Si aprendes un nuevo idioma como un adulto, o si se aprende como un niño de hablantes no nativos, usted tendrá un acento. Hay una razón científicamente probada detrás de esta. Cada idioma tiene fonemas (unidades básicas de sonido) específica a ella. Puede discernir sólo aquellos fonemas que usted está expuesto, como un bebé. Por el tiempo que están cerca de ocho meses de edad, lo que ya es demasiado tarde para su cerebro para recoger nuevos fonemas. Sin el conjunto completo de fonemas de una lengua, un acento, por leve, es inevitable.

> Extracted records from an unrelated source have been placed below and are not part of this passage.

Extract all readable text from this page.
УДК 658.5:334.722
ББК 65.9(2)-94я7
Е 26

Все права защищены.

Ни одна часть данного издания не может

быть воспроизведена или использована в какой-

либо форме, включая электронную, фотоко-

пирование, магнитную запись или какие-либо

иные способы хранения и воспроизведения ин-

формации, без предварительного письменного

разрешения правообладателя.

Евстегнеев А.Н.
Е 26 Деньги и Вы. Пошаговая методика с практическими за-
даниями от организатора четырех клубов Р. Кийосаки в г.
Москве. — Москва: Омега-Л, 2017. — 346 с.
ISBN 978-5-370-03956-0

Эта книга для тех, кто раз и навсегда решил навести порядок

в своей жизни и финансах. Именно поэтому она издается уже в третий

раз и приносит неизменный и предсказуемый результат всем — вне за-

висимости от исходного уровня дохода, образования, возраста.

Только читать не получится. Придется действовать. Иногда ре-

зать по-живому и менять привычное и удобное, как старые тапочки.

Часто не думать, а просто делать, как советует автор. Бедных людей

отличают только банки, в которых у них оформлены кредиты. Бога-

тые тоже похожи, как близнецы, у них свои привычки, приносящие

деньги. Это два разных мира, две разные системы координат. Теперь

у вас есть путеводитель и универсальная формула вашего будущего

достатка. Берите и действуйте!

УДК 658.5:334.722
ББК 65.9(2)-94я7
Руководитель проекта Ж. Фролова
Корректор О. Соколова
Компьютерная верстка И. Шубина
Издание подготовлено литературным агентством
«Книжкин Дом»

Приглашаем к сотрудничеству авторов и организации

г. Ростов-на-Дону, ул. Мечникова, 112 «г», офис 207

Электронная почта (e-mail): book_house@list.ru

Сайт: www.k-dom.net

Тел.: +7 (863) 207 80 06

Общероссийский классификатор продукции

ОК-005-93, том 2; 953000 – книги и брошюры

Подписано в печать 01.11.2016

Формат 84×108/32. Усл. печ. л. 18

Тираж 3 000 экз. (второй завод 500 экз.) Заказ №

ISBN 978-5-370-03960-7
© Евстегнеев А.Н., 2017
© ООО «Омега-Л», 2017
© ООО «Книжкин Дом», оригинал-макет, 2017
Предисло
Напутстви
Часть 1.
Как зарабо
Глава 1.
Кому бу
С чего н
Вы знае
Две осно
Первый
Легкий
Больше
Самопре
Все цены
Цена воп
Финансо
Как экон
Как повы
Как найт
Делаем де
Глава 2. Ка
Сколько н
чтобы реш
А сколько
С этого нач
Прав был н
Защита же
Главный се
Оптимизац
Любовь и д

Indians pronounce the word “poem” as poyem. Hoy, my daughter wrote one for her friend’s birthday and she told me about her “poyem”. So I corrected her and asked her to say it as po-em, despite the fact that I also say it the Indian way during my unguarded moments. That got me thinking — why do we say it that way? I guess it is because certain diphthongs are unnatural in Indian languages. “OE” is not a natural thing to say, so we invent a consonant in between.
The French also do this. I had this funny conversation with a French colleague of mine at Geneva airport long time ago during my CERN days. Waiting at the airport lounge, we were making small talk. The conversation turned to food, as French conversations often do (although we were speaking in English at that time). My colleague made a strange statement, “I hate chicken.” I expressed my surprise told her that I was rather fond of white meat. Ella dijo, “Non, non, I hate chicken for lunch.” I found it even stranger. Was it okay for dinner then? Poultry improved its appeal after sunset? She clarified further, “Non, non, non. I hate chicken for lunch today.”
Me dije a mí mismo, “Relájese, you can solve this mystery. You are a smart fellow, CERN scientist and whatnot,” and set to work. Efectivamente, a couple of minutes of deep thinking revealed the truth behind the French conundrum. She had chicken for lunch that day. La “IA” como en “I ate” is not a natural diphthong for the French, and they insert an H in between, which is totally strange because the French never say H (or the last fourteen letters of any given word, for that matter.) H is a particularly shunned sound — they refuse to say it even when they are asked to. The best they can do is to aspirate it as in the textbook example of “les haricots”. But when they shouldn’t say it, they do it with surprising alacrity. I guess alacrity is something we all readily find when it comes to things that we shouldn’t be doing.